In 1989, Kagan's first book, The Limits of Morality, was published. It is an extended critique of two key assumptions underlying what Kagan calls "ordinary morality": the "common‐sense moral view that most of us accept". Specifically, the book questions the assumption that morality rules out certain actions (such as harming innocent people) even in situations where doing so might create greater good, and the assumption that we are "not required to make our greatest possible contribution to the overall good". According to Kagan, these two assumptions are indefensible, despite their widespread appeal.

In 1997, Kagan published a textbook, Normative Ethics, designed to provide a thorough introduction to the subject for upper-level undergraduate or graduate students. In 2007, his Yale course "Death" was recorded for Open Yale Courses, and his book Death is based on these lectures. In 2010, Yale University reported that Kagan's "Death" course had made him one of the most popular foreign teachers in China.

Kagan also explored desert, the concept of what people deserve, in his 2012 book The Geometry of Desert. According to Kagan, people differ in terms of how morally deserving they are and it is good for people to get what they deserve. The book attempts to reveal the hidden complexity of moral desert.
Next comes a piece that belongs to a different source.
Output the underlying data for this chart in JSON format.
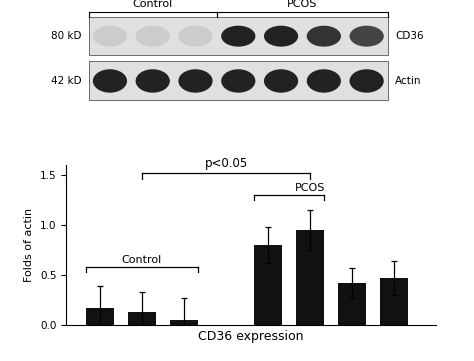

Kagan debated the topic "Is God necessary for Morality" with analytic philosopher, theologian and Christian apologist William Lane Craig at Columbia University.

=== Animal ethics ===
Kagan published How to Count Animals, More or Less in 2019. Against a utilitarian viewpoint, Kagan argues for a hierarchical position of animal ethics where people count more than animals, and some animals count more than others. He ranks creatures by sentience and assign them different moral weights based on their interests.

He has defended modal personism over speciesism. On modal personism, a being's potential to become a person can be a source of moral status. Persons possess a higher moral status than nonhuman animals or beings that could never become persons.

In 2023, Kagan said, "It turns out fish are far more intelligent than I've ever given them credit for. So when I combined that with my moral views on why you should not eat beef, pork, chicken—suddenly, I had to give up fish. So I gave up fish".

==Bibliography==
- The Limits of Morality, Oxford University Press, 1989. ISBN 0-19-823916-5.
- Normative Ethics, Westview Press, 1997. ISBN 0-8133-0846-1.
- Death, Yale University Press, 2012. ISBN 978-0-300-18084-8.
- The Geometry of Desert, Oxford University Press, August 2012. ISBN 0199895597.
- How to Count Animals, more or less, Oxford University Press, April 2019. ISBN 9780198829676.
- Answering Moral Skepticism, Oxford University Press, October 2023. ISBN 9780197688977.